During a question and answer session during the evening, one fan asked Rose, “Pete, is any player worth a million dollars a year?” Rose replied, “Hell, no. Not me or anybody else. But you put yourself in my shoes. If they are crazy enough to pay it, I’m crazy enough to take it.” He added that he loved the game so much, he probably would have played for free if he had to.
Some have said it is free market capitalism. Not really. It is government-protected and government-sponsored capitalism.
First, the 1922 U.S. Supreme Court case of Federal Baseball Club vs.
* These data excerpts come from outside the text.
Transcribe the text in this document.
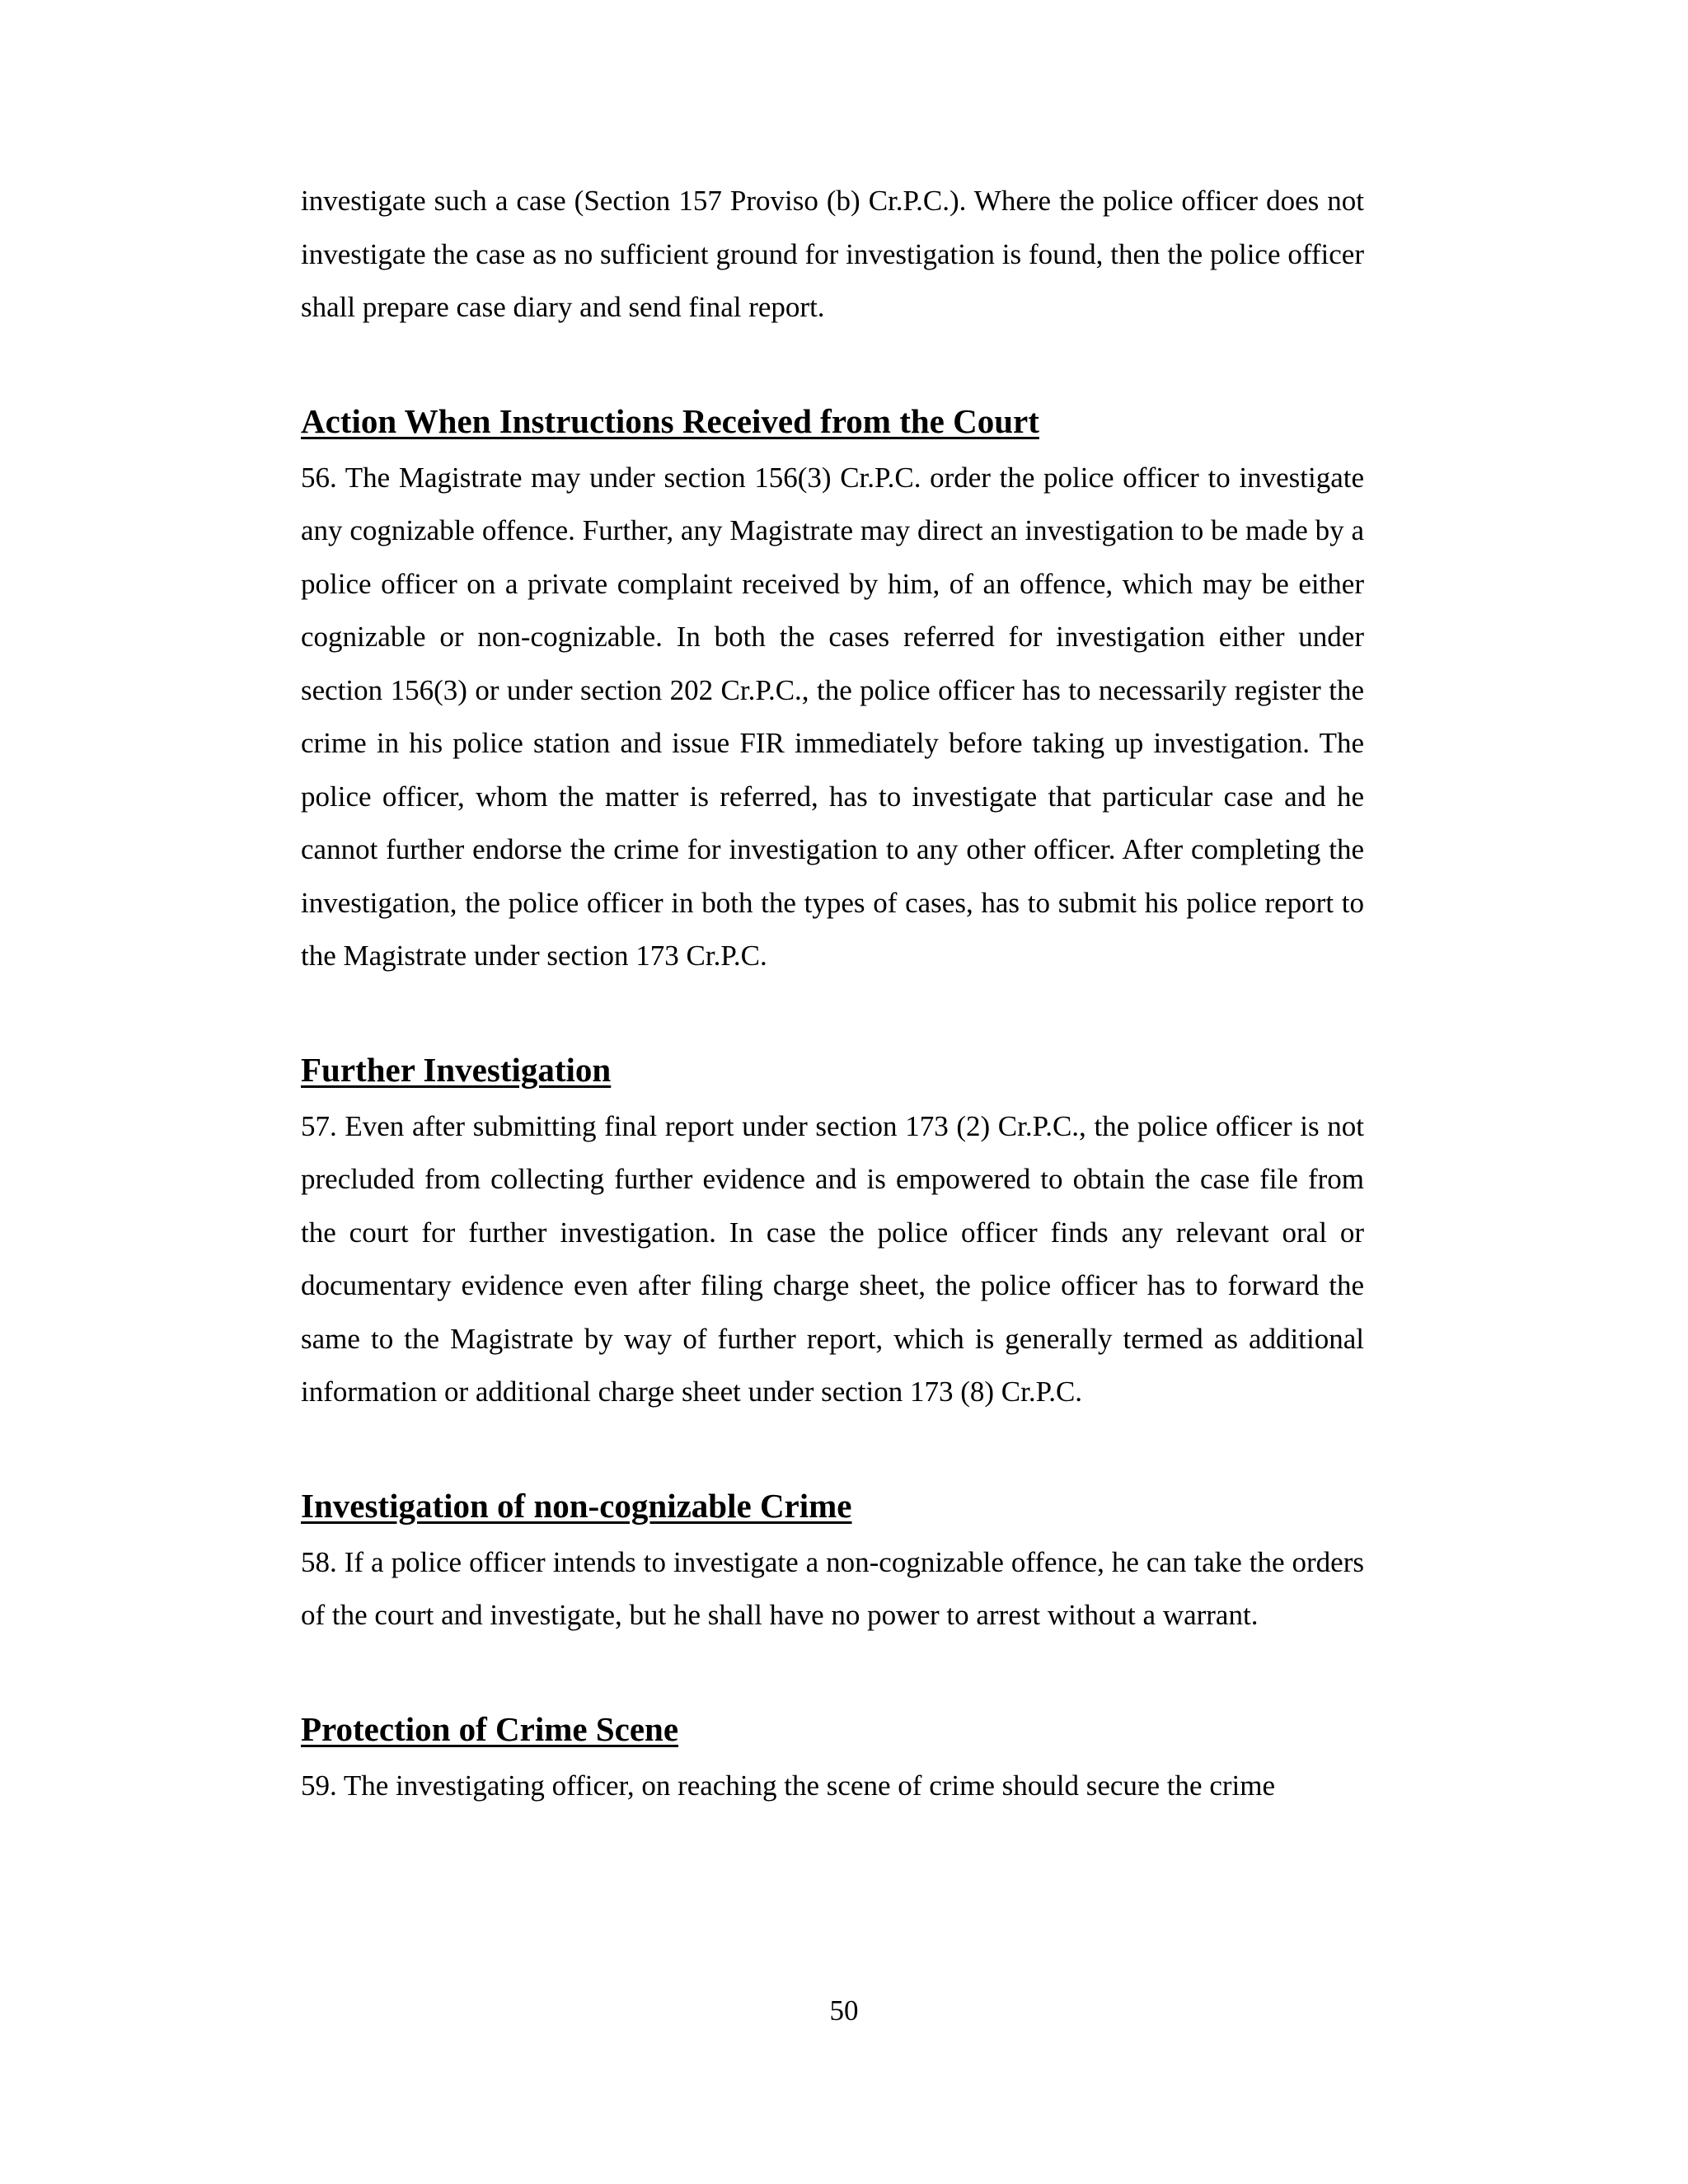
investigate such a case (Section 157 Proviso (b) Cr.P.C.). Where the police officer does not investigate the case as no sufficient ground for investigation is found, then the police officer shall prepare case diary and send final report.

Action When Instructions Received from the Court

56. The Magistrate may under section 156(3) Cr.P.C. order the police officer to investigate any cognizable offence. Further, any Magistrate may direct an investigation to be made by a police officer on a private complaint received by him, of an offence, which may be either cognizable or non-cognizable. In both the cases referred for investigation either under section 156(3) or under section 202 Cr.P.C., the police officer has to necessarily register the crime in his police station and issue FIR immediately before taking up investigation. The police officer, whom the matter is referred, has to investigate that particular case and he cannot further endorse the crime for investigation to any other officer. After completing the investigation, the police officer in both the types of cases, has to submit his police report to the Magistrate under section 173 Cr.P.C.

Further Investigation

57. Even after submitting final report under section 173 (2) Cr.P.C., the police officer is not precluded from collecting further evidence and is empowered to obtain the case file from the court for further investigation. In case the police officer finds any relevant oral or documentary evidence even after filing charge sheet, the police officer has to forward the same to the Magistrate by way of further report, which is generally termed as additional information or additional charge sheet under section 173 (8) Cr.P.C.

Investigation of non-cognizable Crime

58. If a police officer intends to investigate a non-cognizable offence, he can take the orders of the court and investigate, but he shall have no power to arrest without a warrant.

Protection of Crime Scene

59. The investigating officer, on reaching the scene of crime should secure the crime

50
The National League saying baseball was a sport and not interstate commerce and thus not subject to the Sherman Antitrust Act is now a joke and should be revisited.
Second, local and state governments that build billion-dollar stadiums for billionaire owners should be given far less federal money.
Third, universities with mega-million athletic departments should not be subsidized with so much federal and state tax and student loan money.
Fourth, I am proud that I never voted for any tax increase, because the least economical, least efficient way to spend money is to turn it over to government, and especially the federal government. But I now believe that there should be a special tax applied to income over, say, $2,000,000 a year to go directly to the insolvent Social Security Fund.
And while I am on a kick about ridiculous salaries, the $10,000,000 plus a year paid to the top man at TVA is also at the top of my list. Many people still have a hard time paying their utility bills.